A few hours ago I posted that Paris Match had become American!
The deal between Lagardere and Hearst excludes Paris Match and the French Elle. So Paris Match will stay French. I leave my tribute online as I do feel a magazine belongs to a country, to a culture. Vanity Fair would probably do pretty badly in France ( although many have wanted to create a French Vanity Fair) and Paris Match belongs to France. So the post should really be: Paris Match: More French Than Ever!
Will Paris Match become American? Incredible! Le poids des mots, le choc des photos (The importance of the words and the choc of the photos) according to their famous slogan. The deal was concluded. Hearst is buying Lagardere active for over 600 million Euros! Quite a symbolic day!
The covers of French Paris Match are milestones in my life: the first wedding of Caroline de Monaco, the wedding of Diana, the second wedding of Caroline….
This is also where I discovered journalism working as a trainee journalist for 3 years. The magazine was still located avenue des Champs Elysees, and Roger Therond was president. Everybody in the magazine had a “grande gueule”, a Gerard Depardieu kind of aura. There were always extraordinary things happening in one day. An amateur photographer would show up with exclusive photos of a flood in the South of France, a photo agency would bring the only photos of Baron Empain kept in confinement by his hijackers, or we received photos ofthe visit of Isabelle Huppert, only 25, who had just been crowned in Cannes at the film festival.
There were reporters following the same story for weeks, (sur une planque) basically guarding a place 24 hours a day, to note any suspicious whereabouts which could become a story -such as looking for clues in front the avenue Hoche apartment of Baron Empain.
There were those who covered the wars all over the world and came back with their tales – it was like having bonuses to the articles with their anecdotes.
There were those who specialized in the Monaco family and spent time between Le Rocher, Saint Tropez, Megeve and Paris.
Michel Sola, then Director of Photography and later Editor in Chief, would stay for what seemed to me hours in his office negotiating the price of photos with the agencies, Gamma, Sygma.

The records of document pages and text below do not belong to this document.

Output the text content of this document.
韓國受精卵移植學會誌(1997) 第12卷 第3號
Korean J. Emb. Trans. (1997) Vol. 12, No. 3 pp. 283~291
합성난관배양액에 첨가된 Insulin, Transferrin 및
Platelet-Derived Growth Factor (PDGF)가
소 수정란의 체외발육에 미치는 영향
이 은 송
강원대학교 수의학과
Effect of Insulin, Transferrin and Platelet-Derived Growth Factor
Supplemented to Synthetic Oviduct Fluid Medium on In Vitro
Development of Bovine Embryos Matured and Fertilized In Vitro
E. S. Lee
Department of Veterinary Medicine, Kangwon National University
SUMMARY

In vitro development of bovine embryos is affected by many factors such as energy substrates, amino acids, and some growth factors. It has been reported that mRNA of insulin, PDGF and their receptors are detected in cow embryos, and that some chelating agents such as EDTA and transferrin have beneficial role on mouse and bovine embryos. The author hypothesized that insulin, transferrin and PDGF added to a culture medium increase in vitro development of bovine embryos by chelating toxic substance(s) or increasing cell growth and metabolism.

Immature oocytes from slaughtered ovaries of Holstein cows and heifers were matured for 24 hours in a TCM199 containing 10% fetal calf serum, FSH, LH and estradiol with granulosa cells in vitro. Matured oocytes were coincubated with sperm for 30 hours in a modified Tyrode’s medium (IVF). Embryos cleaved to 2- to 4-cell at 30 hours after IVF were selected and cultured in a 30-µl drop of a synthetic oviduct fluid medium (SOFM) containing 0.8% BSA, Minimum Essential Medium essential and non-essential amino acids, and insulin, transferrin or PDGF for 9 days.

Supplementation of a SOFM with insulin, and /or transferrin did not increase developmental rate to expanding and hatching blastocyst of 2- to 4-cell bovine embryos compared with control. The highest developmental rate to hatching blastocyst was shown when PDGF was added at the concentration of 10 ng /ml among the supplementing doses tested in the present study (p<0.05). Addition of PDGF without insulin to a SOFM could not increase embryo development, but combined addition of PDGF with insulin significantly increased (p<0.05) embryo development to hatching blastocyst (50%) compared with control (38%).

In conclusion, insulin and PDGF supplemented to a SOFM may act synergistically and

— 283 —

This was probably the most important part of the day.
On the day of finishing the magazine, the famous jour du bouclage a generous buffet was served in the main room. All the stories were pinned up on the walls. Roger Therond would come in late, most of the time, after his diner, and would decide on the stories, the ones to keep, the ones to trash, and heads would roll. It was heart breaking. They all smoked Gitanes. It was all very French!